Wygląda na to, że polubiłam jazz. Po Melody Gardot zasłuchałam się w utworach jazzmana pochodzącego z Francji, niestety nieżyjącego już, Henri'ego Salvadora.
Szczególnie przypadły mi do gustu kompozycje z płyty "Chambre avec vue" ("Pokój z widokiem"), wydanej w 2000 roku, czyli kiedy muzyk był już starszym, 83-letnim panem. Tak brzmi utwór tytułowy:
Muzyk urodził się w Gujanie Francuskiej i wpływy południowoamerykańskie
są wyraźne w jego muzyce. Bardzo często rozbrzmiewają w nich dźwięki gitary akustycznej i
instrumentów strunowych, charakterystycznych dla brazylijskiej bossa
nowy, jak np. w tej kompozycji:
Jego nastrojowe, czasem melancholijne ballady są jak kołysanki. Koją, uspokajają, ale też napełniają optymizmem.

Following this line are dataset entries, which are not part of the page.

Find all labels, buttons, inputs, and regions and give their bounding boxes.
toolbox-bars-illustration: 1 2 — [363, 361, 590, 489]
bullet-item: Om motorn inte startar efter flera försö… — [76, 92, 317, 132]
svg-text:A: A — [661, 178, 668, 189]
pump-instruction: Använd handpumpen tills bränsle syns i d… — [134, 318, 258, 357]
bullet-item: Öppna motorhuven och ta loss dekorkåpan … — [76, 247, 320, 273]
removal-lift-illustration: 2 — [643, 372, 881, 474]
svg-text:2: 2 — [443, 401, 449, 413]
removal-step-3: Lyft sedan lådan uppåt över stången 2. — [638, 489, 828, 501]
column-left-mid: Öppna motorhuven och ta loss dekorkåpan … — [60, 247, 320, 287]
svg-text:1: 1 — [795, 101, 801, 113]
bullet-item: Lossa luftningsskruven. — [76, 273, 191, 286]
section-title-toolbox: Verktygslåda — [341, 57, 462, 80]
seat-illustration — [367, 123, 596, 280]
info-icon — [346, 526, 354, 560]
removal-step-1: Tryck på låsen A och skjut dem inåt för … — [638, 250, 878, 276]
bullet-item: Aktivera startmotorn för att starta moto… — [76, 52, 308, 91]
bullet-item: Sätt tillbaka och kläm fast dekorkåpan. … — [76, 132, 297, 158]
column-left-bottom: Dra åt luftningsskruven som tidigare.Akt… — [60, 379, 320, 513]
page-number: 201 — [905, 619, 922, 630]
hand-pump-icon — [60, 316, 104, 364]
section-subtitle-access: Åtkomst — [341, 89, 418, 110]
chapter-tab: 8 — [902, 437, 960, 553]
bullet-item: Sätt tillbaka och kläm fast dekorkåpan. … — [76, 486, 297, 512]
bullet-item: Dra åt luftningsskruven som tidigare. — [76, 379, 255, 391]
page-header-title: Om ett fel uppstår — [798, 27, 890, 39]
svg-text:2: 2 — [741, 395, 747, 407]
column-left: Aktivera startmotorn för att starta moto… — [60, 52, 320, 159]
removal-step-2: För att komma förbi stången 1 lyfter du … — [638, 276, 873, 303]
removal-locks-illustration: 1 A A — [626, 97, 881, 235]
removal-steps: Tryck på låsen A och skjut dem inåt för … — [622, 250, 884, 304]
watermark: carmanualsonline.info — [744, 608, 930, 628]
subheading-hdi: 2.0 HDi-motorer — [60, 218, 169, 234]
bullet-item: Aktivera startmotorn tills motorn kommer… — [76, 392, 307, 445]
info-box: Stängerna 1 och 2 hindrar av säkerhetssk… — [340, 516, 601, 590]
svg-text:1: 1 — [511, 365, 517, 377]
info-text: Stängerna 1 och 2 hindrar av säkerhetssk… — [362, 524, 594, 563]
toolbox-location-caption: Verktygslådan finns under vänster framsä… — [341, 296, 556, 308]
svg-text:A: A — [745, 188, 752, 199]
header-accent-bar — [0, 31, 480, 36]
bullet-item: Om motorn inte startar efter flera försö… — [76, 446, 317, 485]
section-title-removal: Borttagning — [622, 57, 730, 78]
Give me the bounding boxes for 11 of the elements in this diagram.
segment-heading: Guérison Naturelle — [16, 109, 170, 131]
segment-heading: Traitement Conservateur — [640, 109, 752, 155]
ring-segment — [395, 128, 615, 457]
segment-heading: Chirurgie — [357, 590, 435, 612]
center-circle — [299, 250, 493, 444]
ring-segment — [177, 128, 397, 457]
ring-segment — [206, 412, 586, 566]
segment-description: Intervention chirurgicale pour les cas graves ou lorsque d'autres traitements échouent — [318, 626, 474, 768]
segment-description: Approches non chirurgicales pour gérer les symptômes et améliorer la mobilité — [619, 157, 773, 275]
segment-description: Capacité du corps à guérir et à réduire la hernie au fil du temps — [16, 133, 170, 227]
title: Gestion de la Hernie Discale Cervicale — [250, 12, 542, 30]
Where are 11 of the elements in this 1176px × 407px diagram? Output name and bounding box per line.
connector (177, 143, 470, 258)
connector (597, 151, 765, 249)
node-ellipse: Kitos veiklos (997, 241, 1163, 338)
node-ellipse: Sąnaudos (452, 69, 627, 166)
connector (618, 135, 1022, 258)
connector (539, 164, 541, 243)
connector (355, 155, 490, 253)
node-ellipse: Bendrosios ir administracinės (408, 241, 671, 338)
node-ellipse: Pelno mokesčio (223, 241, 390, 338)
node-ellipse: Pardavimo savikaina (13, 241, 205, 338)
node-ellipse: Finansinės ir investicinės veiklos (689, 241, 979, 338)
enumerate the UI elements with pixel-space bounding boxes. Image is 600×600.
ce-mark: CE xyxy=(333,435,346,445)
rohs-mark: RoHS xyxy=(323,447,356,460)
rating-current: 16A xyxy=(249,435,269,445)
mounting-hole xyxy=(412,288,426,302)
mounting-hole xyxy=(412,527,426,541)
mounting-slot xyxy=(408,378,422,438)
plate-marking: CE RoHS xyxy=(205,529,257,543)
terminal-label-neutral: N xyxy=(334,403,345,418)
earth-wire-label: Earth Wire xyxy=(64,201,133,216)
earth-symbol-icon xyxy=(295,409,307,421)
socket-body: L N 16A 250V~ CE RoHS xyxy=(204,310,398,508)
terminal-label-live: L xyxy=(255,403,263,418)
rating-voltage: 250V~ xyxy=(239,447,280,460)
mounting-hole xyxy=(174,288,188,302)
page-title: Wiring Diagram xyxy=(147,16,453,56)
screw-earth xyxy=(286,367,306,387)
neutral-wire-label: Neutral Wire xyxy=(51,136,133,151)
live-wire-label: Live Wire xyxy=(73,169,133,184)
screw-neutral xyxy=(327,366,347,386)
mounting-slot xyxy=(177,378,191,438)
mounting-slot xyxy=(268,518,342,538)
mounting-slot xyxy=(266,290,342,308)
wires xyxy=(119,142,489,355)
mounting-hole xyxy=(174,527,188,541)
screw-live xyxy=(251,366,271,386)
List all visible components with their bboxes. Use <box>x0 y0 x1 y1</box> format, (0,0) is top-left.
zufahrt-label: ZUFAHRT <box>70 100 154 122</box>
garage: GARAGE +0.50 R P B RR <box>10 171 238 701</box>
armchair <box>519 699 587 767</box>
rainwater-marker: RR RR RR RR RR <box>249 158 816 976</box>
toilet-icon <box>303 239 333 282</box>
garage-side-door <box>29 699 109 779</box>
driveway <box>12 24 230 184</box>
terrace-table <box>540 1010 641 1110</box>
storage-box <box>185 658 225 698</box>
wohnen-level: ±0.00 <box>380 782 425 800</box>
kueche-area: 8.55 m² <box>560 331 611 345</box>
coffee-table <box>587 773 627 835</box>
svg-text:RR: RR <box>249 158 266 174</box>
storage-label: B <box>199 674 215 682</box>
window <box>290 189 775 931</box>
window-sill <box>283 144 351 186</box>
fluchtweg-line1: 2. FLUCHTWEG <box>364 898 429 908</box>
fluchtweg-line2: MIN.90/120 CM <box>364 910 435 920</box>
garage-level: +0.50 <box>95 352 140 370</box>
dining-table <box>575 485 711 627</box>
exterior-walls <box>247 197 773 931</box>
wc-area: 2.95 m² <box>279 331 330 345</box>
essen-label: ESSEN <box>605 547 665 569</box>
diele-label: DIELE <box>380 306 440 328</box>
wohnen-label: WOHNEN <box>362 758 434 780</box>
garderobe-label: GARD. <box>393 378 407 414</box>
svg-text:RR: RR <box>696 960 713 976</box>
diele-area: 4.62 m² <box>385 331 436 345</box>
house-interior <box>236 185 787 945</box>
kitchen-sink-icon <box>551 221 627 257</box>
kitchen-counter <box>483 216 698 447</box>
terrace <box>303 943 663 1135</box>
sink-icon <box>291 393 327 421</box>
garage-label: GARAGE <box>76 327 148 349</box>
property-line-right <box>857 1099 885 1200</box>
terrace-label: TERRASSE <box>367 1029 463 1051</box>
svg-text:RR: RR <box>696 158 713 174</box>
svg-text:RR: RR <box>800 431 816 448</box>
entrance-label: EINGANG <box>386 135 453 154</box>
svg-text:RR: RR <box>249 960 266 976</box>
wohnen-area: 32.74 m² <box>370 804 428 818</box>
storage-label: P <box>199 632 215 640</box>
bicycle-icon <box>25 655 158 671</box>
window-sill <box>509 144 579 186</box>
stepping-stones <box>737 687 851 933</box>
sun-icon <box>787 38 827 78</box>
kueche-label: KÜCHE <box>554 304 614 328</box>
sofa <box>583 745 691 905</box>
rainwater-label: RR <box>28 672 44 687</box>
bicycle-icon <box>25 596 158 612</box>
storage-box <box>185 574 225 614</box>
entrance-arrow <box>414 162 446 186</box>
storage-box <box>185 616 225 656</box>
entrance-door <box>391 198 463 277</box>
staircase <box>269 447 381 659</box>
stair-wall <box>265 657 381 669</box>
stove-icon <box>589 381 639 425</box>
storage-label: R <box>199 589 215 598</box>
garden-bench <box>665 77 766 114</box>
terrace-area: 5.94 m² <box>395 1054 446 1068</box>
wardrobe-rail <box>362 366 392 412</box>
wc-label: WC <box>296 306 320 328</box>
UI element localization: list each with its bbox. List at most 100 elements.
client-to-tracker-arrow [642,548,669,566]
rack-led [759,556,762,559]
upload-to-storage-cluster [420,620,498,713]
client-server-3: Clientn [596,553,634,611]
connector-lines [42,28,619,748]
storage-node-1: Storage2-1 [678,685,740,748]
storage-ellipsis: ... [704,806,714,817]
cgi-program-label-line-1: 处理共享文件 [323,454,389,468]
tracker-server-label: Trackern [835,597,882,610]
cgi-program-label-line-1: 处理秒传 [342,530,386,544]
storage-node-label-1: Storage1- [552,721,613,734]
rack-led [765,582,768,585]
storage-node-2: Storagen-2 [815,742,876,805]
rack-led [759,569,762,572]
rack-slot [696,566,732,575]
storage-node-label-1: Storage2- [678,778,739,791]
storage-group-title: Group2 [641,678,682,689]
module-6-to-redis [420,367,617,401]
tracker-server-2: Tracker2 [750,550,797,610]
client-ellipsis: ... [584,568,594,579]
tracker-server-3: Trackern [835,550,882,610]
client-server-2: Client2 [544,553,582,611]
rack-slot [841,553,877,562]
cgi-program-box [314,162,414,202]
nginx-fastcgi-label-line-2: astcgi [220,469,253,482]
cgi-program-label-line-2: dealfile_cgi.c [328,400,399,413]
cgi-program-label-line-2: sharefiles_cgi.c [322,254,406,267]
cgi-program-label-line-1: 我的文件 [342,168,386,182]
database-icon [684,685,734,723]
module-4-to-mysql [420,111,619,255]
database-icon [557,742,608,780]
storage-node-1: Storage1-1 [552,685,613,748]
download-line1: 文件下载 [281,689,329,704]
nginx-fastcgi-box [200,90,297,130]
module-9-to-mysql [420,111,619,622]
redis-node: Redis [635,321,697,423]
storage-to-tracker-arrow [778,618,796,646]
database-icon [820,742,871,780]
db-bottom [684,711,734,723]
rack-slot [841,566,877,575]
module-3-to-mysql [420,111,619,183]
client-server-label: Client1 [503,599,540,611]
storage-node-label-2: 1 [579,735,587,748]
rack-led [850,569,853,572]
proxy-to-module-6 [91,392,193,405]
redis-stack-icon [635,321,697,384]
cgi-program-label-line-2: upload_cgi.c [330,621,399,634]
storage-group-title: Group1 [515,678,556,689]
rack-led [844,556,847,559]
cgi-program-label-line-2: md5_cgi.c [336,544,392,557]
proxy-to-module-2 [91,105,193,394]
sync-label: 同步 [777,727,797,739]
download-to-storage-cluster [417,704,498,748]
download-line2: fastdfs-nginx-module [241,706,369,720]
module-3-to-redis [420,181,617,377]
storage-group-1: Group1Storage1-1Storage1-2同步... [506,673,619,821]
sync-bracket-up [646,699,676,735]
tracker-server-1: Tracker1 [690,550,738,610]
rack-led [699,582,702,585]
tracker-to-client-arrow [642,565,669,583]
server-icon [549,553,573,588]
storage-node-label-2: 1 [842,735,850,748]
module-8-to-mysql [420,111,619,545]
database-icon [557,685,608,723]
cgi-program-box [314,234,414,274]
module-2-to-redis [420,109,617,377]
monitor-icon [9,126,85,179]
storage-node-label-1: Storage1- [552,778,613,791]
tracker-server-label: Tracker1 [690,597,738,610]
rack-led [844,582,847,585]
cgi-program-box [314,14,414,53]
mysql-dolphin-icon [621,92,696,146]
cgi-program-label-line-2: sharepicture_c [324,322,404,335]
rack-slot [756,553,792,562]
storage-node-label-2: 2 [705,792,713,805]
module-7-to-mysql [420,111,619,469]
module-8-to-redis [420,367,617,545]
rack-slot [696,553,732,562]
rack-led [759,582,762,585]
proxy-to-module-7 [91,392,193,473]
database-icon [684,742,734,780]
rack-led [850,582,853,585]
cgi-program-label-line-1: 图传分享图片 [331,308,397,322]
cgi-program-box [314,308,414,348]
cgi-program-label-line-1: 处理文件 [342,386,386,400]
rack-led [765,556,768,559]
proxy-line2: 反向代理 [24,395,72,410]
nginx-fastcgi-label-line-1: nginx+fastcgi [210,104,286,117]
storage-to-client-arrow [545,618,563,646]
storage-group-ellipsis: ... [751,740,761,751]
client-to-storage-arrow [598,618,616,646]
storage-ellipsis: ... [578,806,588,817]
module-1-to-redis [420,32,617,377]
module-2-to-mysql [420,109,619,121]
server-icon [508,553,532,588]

;) ja tez uwielbiam francuski jazz . Sidney Bechet ?! Ale fajnie ze znalazlam kogos o bardzo podobych zainteresowaniach !
OdpowiedzUsuńDzięki za polecenie! Posłuchałam i jego utwory to rzeczywiście piękne kompozycje, takie na leniwy, nastrojowy wieczór :) Moja ulubiona to jak na razie "Si tu vois ma mère" - w dodatku z filmu, który bardzo mi się podobał "O północy w Paryżu".